I disagree. Yes, the global state is bad, but pipelines, render passes, and worst of all static bind groups and layouts, are by no means better. Why would I need to create bindGroups and bindGroup layouts for storage buffers? They're buffers and references to them, so let me just do the draw call and pass references to the ssbos as argument, rather than having to first create expensive bindings, with the need to cache them because they are somehow expensive.
Also, compute could have easily been added to WebGL, making WebGL pretty much on-par with WebGPU, just 7 years earlier. It didn't happen because WebGPU was supposed to be a better replacement, which it never became. It just became something different-but-not-better.
If you'd have to do even half of all the completely unnecessary stuff that Vulkan forces you to do in CUDA, CUDA would have never become as popular as it is.

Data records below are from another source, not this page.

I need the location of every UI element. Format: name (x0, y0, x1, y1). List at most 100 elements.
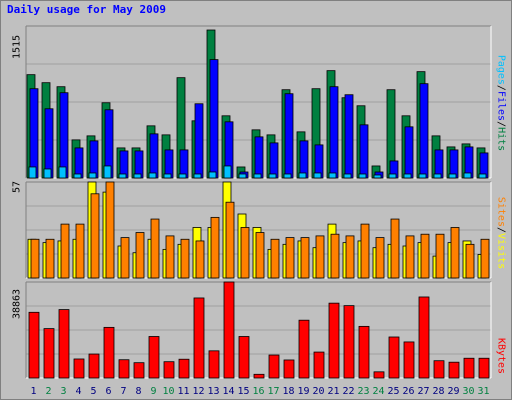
pages-bar-28 (433, 173, 442, 179)
kbytes-bar-4 (73, 358, 85, 379)
files-bar-4 (74, 147, 84, 179)
kbytes-bar-17 (268, 354, 280, 379)
day-label-2: 2 (45, 386, 51, 397)
legend-pages: Pages (495, 54, 507, 85)
pages-bar-29 (448, 173, 457, 179)
pages-bar-15 (238, 173, 247, 179)
day-label-20: 20 (312, 386, 324, 397)
day-label-5: 5 (90, 386, 96, 397)
day-label-13: 13 (207, 386, 219, 397)
day-label-18: 18 (282, 386, 294, 397)
sites-bar-26 (405, 235, 415, 279)
pages-bar-1 (28, 166, 37, 179)
sites-bar-22 (345, 235, 355, 279)
day-label-9: 9 (150, 386, 156, 397)
pages-bar-13 (208, 171, 217, 179)
kbytes-bar-29 (448, 361, 460, 379)
sites-bar-27 (420, 233, 430, 279)
day-label-27: 27 (417, 386, 429, 397)
day-label-7: 7 (120, 386, 126, 397)
sites-bar-24 (375, 237, 385, 279)
kbytes-bar-2 (43, 328, 55, 379)
kbytes-bar-10 (163, 361, 175, 379)
day-label-3: 3 (60, 386, 66, 397)
day-label-6: 6 (105, 386, 111, 397)
sites-bar-3 (60, 223, 70, 279)
kbytes-bar-18 (283, 359, 295, 379)
pages-bar-7 (118, 173, 127, 179)
files-bar-16 (254, 136, 264, 179)
sites-bar-1 (30, 238, 40, 279)
sites-bar-8 (135, 232, 145, 279)
kbytes-bar-6 (103, 326, 115, 379)
day-label-8: 8 (135, 386, 141, 397)
sites-bar-20 (315, 235, 325, 279)
sites-bar-16 (255, 232, 265, 279)
day-label-17: 17 (267, 386, 279, 397)
kbytes-bar-30 (463, 357, 475, 379)
pages-bar-5 (88, 172, 97, 179)
day-label-21: 21 (327, 386, 339, 397)
kbytes-bar-3 (58, 309, 70, 379)
pages-bar-4 (73, 173, 82, 179)
files-bar-23 (359, 124, 369, 179)
pages-bar-14 (223, 165, 232, 179)
pages-bar-27 (418, 173, 427, 179)
kbytes-bar-28 (433, 360, 445, 379)
pages-bar-2 (43, 168, 52, 179)
pages-bar-19 (298, 172, 307, 179)
sites-bar-28 (435, 233, 445, 279)
kbytes-bar-5 (88, 353, 100, 379)
day-label-11: 11 (177, 386, 189, 397)
day-label-28: 28 (432, 386, 444, 397)
pages-bar-17 (268, 173, 277, 179)
kbytes-bar-19 (298, 319, 310, 379)
kbytes-bar-9 (148, 336, 160, 379)
sites-bar-31 (480, 238, 490, 279)
files-bar-13 (209, 59, 219, 179)
kbytes-bar-14 (223, 281, 235, 379)
kbytes-bar-1 (28, 311, 40, 379)
pages-bar-16 (253, 173, 262, 179)
files-bar-3 (59, 92, 69, 179)
pages-bar-8 (133, 173, 142, 179)
day-label-31: 31 (477, 386, 489, 397)
legend-visits-sites: Sites/Visits (495, 196, 507, 270)
files-bar-5 (89, 140, 99, 179)
sites-bar-5 (90, 193, 100, 279)
kbytes-bar-25 (388, 336, 400, 379)
panel3-ymax-label: 38863 (11, 288, 23, 320)
kbytes-bar-27 (418, 296, 430, 379)
sites-bar-18 (285, 237, 295, 279)
legend-sites: Sites (495, 196, 507, 227)
sites-bar-12 (195, 240, 205, 279)
pages-bar-31 (478, 173, 487, 179)
kbytes-bar-24 (373, 371, 385, 379)
files-bar-19 (299, 140, 309, 179)
day-label-24: 24 (372, 386, 384, 397)
legend-visits: Visits (495, 233, 507, 270)
day-label-4: 4 (75, 386, 81, 397)
pages-bar-11 (178, 173, 187, 179)
sites-bar-11 (180, 238, 190, 279)
day-label-30: 30 (462, 386, 474, 397)
day-label-15: 15 (237, 386, 249, 397)
sites-bar-30 (465, 243, 475, 279)
sites-bar-29 (450, 227, 460, 279)
pages-bar-24 (373, 174, 382, 179)
pages-bar-18 (283, 173, 292, 179)
kbytes-bar-15 (238, 336, 250, 379)
day-label-29: 29 (447, 386, 459, 397)
kbytes-bar-12 (193, 297, 205, 379)
day-label-12: 12 (192, 386, 204, 397)
sites-bar-9 (150, 218, 160, 279)
kbytes-bar-21 (328, 302, 340, 379)
files-bar-12 (194, 103, 204, 179)
kbytes-bar-20 (313, 351, 325, 379)
files-bar-26 (404, 126, 414, 179)
pages-bar-26 (403, 173, 412, 179)
sites-bar-7 (120, 237, 130, 279)
kbytes-bar-8 (133, 362, 145, 379)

I agree with you in that I think there's a better programming model out there. But using a buffer in a CUDA kernel is the simple case. Descriptors exist to bind general purpose work to fixed function hardware. It's much more complicated when we start talking about texture sampling. CUDA isn't exactly great here either. Kernel launches are more heavyweight than calling draw precisely because they're deferring some things like validation to the call site. Making descriptors explicit is verbose and annoying but it makes resource switching more front of mind, which for workloads primarily using those fixed function resources is a big concern. The ultimate solution here is bindless, but that obviously presents it's own problems for having a nice general purpose API since you need to know all your resources up front. I do think CUDA is probably ideal for many users but there are trade-offs here still.
It didn't happen because of Google, Intel did the work to make it happen.